Его рот превратился в жесткую линию. Он молча разглядывал свои башмаки.
— Ты не сама догадалась, — наконец сказал он глухо. — Сам дьявол подстроил эту штуку. — Он провел пальцем вверх-вниз по гусиному перу, торчащему из чернильницы. — Теперь ты знаешь еще об одном моем увечье.

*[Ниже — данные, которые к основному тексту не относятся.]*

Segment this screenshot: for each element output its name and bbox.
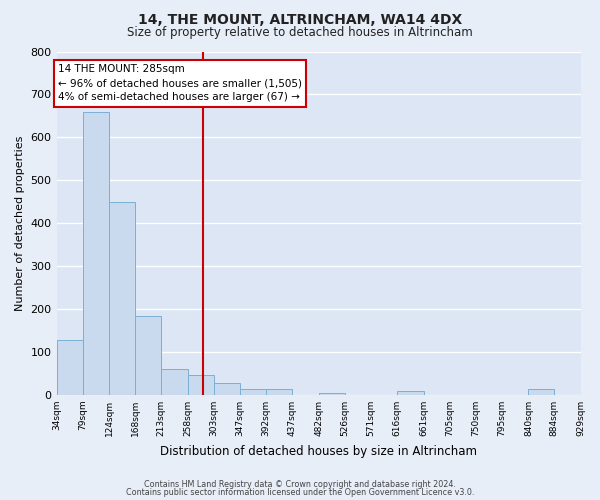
Y-axis label: Number of detached properties: Number of detached properties [15, 136, 25, 311]
Bar [161, 369, 188, 395]
Text: Contains public sector information licensed under the Open Government Licence v3: Contains public sector information licen… [126, 488, 474, 497]
Bar [188, 375, 214, 395]
Bar [397, 390, 424, 395]
Bar [109, 202, 135, 395]
Bar [319, 393, 344, 395]
Text: 14 THE MOUNT: 285sqm
← 96% of detached houses are smaller (1,505)
4% of semi-det: 14 THE MOUNT: 285sqm ← 96% of detached h… [58, 64, 302, 102]
Bar [56, 340, 83, 395]
Bar [83, 112, 109, 395]
Bar [240, 390, 266, 395]
Text: Contains HM Land Registry data © Crown copyright and database right 2024.: Contains HM Land Registry data © Crown c… [144, 480, 456, 489]
Text: Size of property relative to detached houses in Altrincham: Size of property relative to detached ho… [127, 26, 473, 39]
Text: 14, THE MOUNT, ALTRINCHAM, WA14 4DX: 14, THE MOUNT, ALTRINCHAM, WA14 4DX [138, 12, 462, 26]
X-axis label: Distribution of detached houses by size in Altrincham: Distribution of detached houses by size … [160, 444, 477, 458]
Bar [214, 383, 240, 395]
Bar [529, 390, 554, 395]
Bar [266, 390, 292, 395]
Bar [135, 316, 161, 395]
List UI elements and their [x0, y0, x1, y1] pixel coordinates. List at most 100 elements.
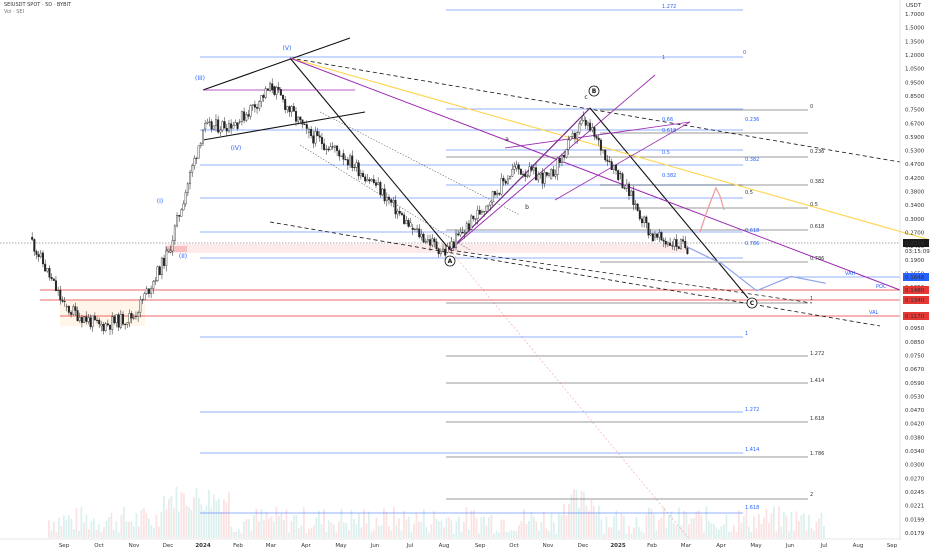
- trend-line: [289, 57, 931, 241]
- volume-bar: [155, 514, 158, 538]
- candle-body: [171, 240, 174, 252]
- candle-body: [128, 313, 131, 323]
- volume-bar: [385, 511, 388, 538]
- candle-body: [253, 104, 256, 108]
- fib-label: 2: [810, 492, 813, 498]
- candle-body: [625, 183, 628, 189]
- volume-bar: [675, 525, 678, 538]
- price-tick-label: 0.0270: [905, 476, 925, 482]
- volume-bar: [525, 523, 528, 538]
- volume-bar: [158, 526, 160, 538]
- price-tag: [903, 286, 929, 294]
- candle-body: [461, 231, 464, 234]
- price-tag-label: 0.2219: [905, 241, 925, 247]
- candle-body: [78, 317, 81, 321]
- candle-body: [52, 278, 55, 281]
- price-tick-label: 1.7000: [905, 12, 925, 18]
- volume-bar: [613, 516, 615, 538]
- price-tick-label: 0.3400: [905, 203, 925, 209]
- volume-bar: [663, 506, 665, 538]
- candle-body: [628, 183, 631, 196]
- price-tick-label: 1.0500: [905, 67, 925, 73]
- volume-bar: [215, 500, 218, 538]
- volume-bar: [615, 510, 618, 538]
- volume-bar: [265, 511, 268, 538]
- volume-bar: [645, 514, 648, 538]
- volume-bar: [648, 507, 650, 538]
- volume-bar: [228, 491, 230, 538]
- volume-bar: [415, 512, 418, 538]
- candle-body: [467, 223, 470, 230]
- price-tick-label: 1.5000: [905, 26, 925, 32]
- candle-body: [165, 250, 168, 266]
- volume-bar: [135, 513, 138, 538]
- volume-bar: [288, 532, 290, 538]
- volume-bar: [308, 528, 310, 538]
- candle-body: [325, 148, 328, 150]
- candle-body: [256, 107, 259, 109]
- volume-bar: [703, 532, 705, 538]
- fib-label: 0.66: [662, 117, 673, 123]
- volume-bar: [320, 524, 323, 538]
- candle-body: [541, 172, 544, 184]
- candle-body: [662, 239, 665, 242]
- candle-body: [85, 316, 88, 322]
- volume-bar: [420, 521, 423, 538]
- volume-bar: [668, 515, 670, 538]
- volume-bar: [263, 520, 265, 538]
- volume-bar: [338, 521, 340, 538]
- candle-body: [522, 173, 525, 175]
- candle-body: [556, 157, 559, 175]
- candle-body: [349, 155, 352, 166]
- volume-bar: [723, 524, 725, 538]
- volume-bar: [585, 505, 588, 538]
- volume-bar: [460, 531, 463, 538]
- candle-body: [346, 159, 349, 166]
- volume-bar: [85, 515, 88, 538]
- candle-body: [364, 176, 367, 182]
- candle-body: [130, 313, 133, 319]
- volume-bar: [103, 527, 105, 538]
- time-tick-label: Dec: [578, 543, 589, 549]
- candle-body: [658, 232, 661, 238]
- projection-path: [687, 186, 826, 292]
- candle-body: [314, 131, 317, 144]
- candle-body: [117, 314, 120, 328]
- volume-bar: [358, 513, 360, 538]
- horizontal-levels: [0, 9, 900, 514]
- candle-body: [35, 251, 38, 255]
- candle-body: [307, 128, 310, 133]
- candle-body: [411, 227, 414, 230]
- candle-body: [653, 233, 656, 238]
- candle-body: [137, 312, 140, 317]
- volume-bar: [130, 521, 133, 538]
- price-tag-label: 0.1480: [905, 288, 925, 294]
- candle-body: [645, 216, 648, 224]
- candle-body: [426, 239, 429, 242]
- countdown-label: 03:15:09: [905, 249, 930, 255]
- fib-label: 1.272: [662, 4, 676, 10]
- candle-body: [333, 145, 336, 148]
- volume-bar: [498, 532, 500, 538]
- volume-bar: [483, 516, 485, 538]
- volume-bar: [468, 529, 470, 538]
- volume-bar: [658, 519, 660, 538]
- volume-bar: [535, 521, 538, 538]
- volume-bar: [208, 489, 210, 538]
- fib-label: 1.618: [810, 416, 824, 422]
- volume-bar: [83, 522, 85, 538]
- volume-bar: [428, 532, 430, 538]
- candle-body: [316, 131, 319, 136]
- price-tick-label: 0.0380: [905, 435, 925, 441]
- time-tick-label: 2024: [195, 543, 210, 549]
- wave-circle: [746, 297, 758, 309]
- candle-body: [145, 288, 148, 294]
- candle-body: [61, 299, 64, 302]
- volume-bar: [708, 520, 710, 538]
- volume-bar: [685, 512, 688, 538]
- price-tag: [903, 296, 929, 304]
- volume-bar: [778, 506, 780, 538]
- candle-body: [100, 323, 103, 327]
- time-tick-label: Oct: [509, 543, 519, 549]
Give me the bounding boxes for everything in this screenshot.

— Чепуха, — сказала она. — Зачем ты от меня это скрывал?
— По-моему, сегодня лошадиная ярмарка, — произнес он совсем другим тоном. — Может, вы разрешите, мисс, выбрать для вас подходящую лошадь?
Странно было вновь ощущать себя женщиной, когда тебе подают руку, чтобы ты на нее оперлась, спускаясь с лестницы, прокладывают дорогу в толпе. Спустившись на улицу, Ли вдруг обнаружила, что без Сеньора ей теперь трудно обходиться.
Они заперли несчастного Немо в комнате, Сеньор настояв чтобы Ли ехала в паланкине. Он шел рядом, держа шляпу руках. Солнечный свет, золотил его великолепные волосы. Сеньор всегда выделялся в толпе своим ростом и яркой внешностью.
Крепостные ворота возникли перед ними, как пещера в тумане. Они прошли сквозь них и затем проследовали по узким улочкам до базарной площади. Лошадиная ярмарка была в разгаре — об этом свидетельствовали и звуки, и запахи. Площадь была заполнена лошадьми, стоявшими рядком, чтобы их можно было свободно осмотреть и поводить, проверяя их стати.
— Тебе какая-нибудь понравилась? — спрашивал С.Т. по мере того, как они продвигались по ярмарке.
Ли постучала по переднему окошку, и носильщики остановились рядом с красивой гнедой кобылой. Сеньор открыл дверцу, и один из носильщиков поспешил помочь ей сойти на землю.
Несколько человек наблюдали за Ли и Сеньором. Сразу же один из них взял кобылу под уздцы и вывел ее из ряда. Ее белоснежные чулки вспыхивали на солнце, когда она гарцевала перед ними. Наконец лошадь остановилась вблизи и замерла, а владелец придерживал ее под уздцы. Сеньор критически осмотрел ее.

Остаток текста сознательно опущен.